Net realizable value in Paraguay
What is net realizable value?
Before answering this question, the subject is oriented to all companies that produce and/or sell inventories and that according to the International Accounting Standard No. 2 “Inventories” requires companies to evaluate whether their goods are impaired in a given period. This same accounting standard establishes that inventories shall be measured at the lower of cost or net realizable value.
Therefore, the net realizable value, according to IAS 2, is the estimated selling price of an asset in the normal course of business less the estimated costs to complete its production and those necessary to make the sale. In other words, it is a way of determining whether the costs charged to inventories are above or below compared to the net realizable value.
How do I determine net realizable value?
The formula for determining net realizable value (NRV) is as follows:
|NRV = ESTIMATED SELLING PRICE – ESTIMATED COSTS TO COMPLETE PRODUCTION – ESTIMATED COSTS NECESSARY FOR SALE|
Should the net realizable value be calculated for each inventory item?
IAS 2 indicates that generally the cost of inventory should be written down to net realizable value and for that purpose it will be calculated for each item of inventory; however, it may be appropriate to group items by family, product lines, etc.
Should net realizable value be calculated for the entire inventory cycle?
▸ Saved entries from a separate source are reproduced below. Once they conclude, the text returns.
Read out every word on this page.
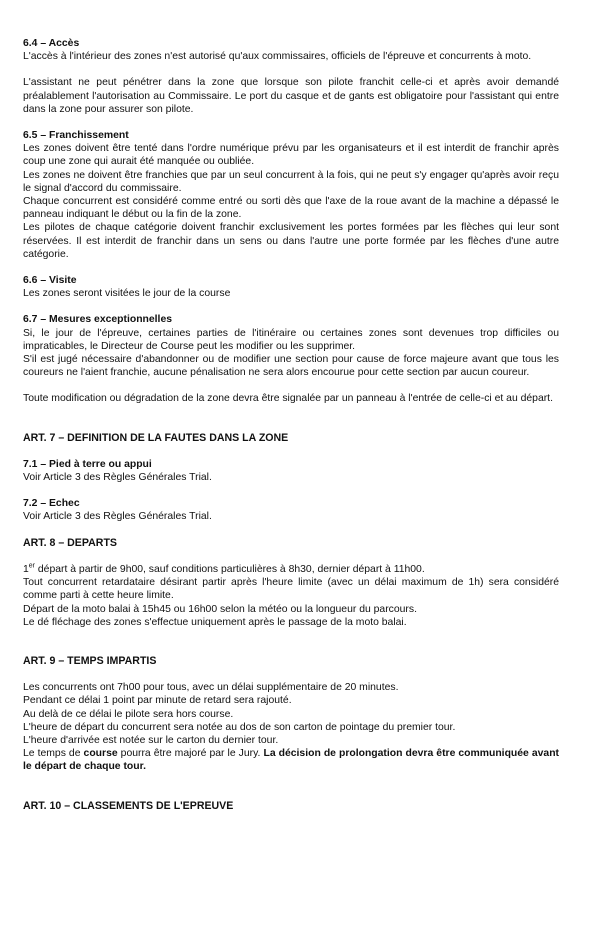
6.4 – Accès

L'accès à l'intérieur des zones n'est autorisé qu'aux commissaires, officiels de l'épreuve et concurrents à moto.

L'assistant ne peut pénétrer dans la zone que lorsque son pilote franchit celle-ci et après avoir demandé préalablement l'autorisation au Commissaire. Le port du casque et de gants est obligatoire pour l'assistant qui entre dans la zone pour assurer son pilote.

6.5 – Franchissement

Les zones doivent être tenté dans l'ordre numérique prévu par les organisateurs et il est interdit de franchir après coup une zone qui aurait été manquée ou oubliée.

Les zones ne doivent être franchies que par un seul concurrent à la fois, qui ne peut s'y engager qu'après avoir reçu le signal d'accord du commissaire.

Chaque concurrent est considéré comme entré ou sorti dès que l'axe de la roue avant de la machine a dépassé le panneau indiquant le début ou la fin de la zone.

Les pilotes de chaque catégorie doivent franchir exclusivement les portes formées par les flèches qui leur sont réservées. Il est interdit de franchir dans un sens ou dans l'autre une porte formée par les flèches d'une autre catégorie.

6.6 – Visite

Les zones seront visitées le jour de la course

6.7 – Mesures exceptionnelles

Si, le jour de l'épreuve, certaines parties de l'itinéraire ou certaines zones sont devenues trop difficiles ou impraticables, le Directeur de Course peut les modifier ou les supprimer.

S'il est jugé nécessaire d'abandonner ou de modifier une section pour cause de force majeure avant que tous les coureurs ne l'aient franchie, aucune pénalisation ne sera alors encourue pour cette section par aucun coureur.

Toute modification ou dégradation de la zone devra être signalée par un panneau à l'entrée de celle-ci et au départ.

ART. 7 – DEFINITION DE LA FAUTES DANS LA ZONE

7.1 – Pied à terre ou appui

Voir Article 3 des Règles Générales Trial.

7.2 – Echec

Voir Article 3 des Règles Générales Trial.

ART. 8 – DEPARTS

1er départ à partir de 9h00, sauf conditions particulières à 8h30, dernier départ à 11h00.

Tout concurrent retardataire désirant partir après l'heure limite (avec un délai maximum de 1h) sera considéré comme parti à cette heure limite.

Départ de la moto balai à 15h45 ou 16h00 selon la météo ou la longueur du parcours.

Le dé fléchage des zones s'effectue uniquement après le passage de la moto balai.

ART. 9 – TEMPS IMPARTIS

Les concurrents ont 7h00 pour tous, avec un délai supplémentaire de 20 minutes.

Pendant ce délai 1 point par minute de retard sera rajouté.

Au delà de ce délai le pilote sera hors course.

L'heure de départ du concurrent sera notée au dos de son carton de pointage du premier tour.

L'heure d'arrivée est notée sur le carton du dernier tour.

Le temps de course pourra être majoré par le Jury. La décision de prolongation devra être communiquée avant le départ de chaque tour.

ART. 10 – CLASSEMENTS DE L'EPREUVE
IAS 2 indicates that it is not applicable to write down raw materials and other supplies held for use in the production of inventories, provided that the finished goods in which they are incorporated are expected to be sold at or above cost. In other words, it is not advisable to calculate the net realizable value of items that are in the process of production.
Where is the expense presented in the income statement for writing down the cost of inventory to net realizable value?
The amount of any write-down to net realizable value will be recognized as an expense and recognized in the period in which the write-down occurs. In the income statement, such expense will be presented according to its nature, being generally in general expenses.
What is the tax impact of writing down the value of the inventory to the determined net realizable value calculation?
The tax jurisdiction of each country will have to be evaluated. If the tax administration does not accept this expense as deductible for income tax purposes, a deferred income tax asset or liability will be determined in accordance with International Accounting Standard No. 12 “Income Taxes”.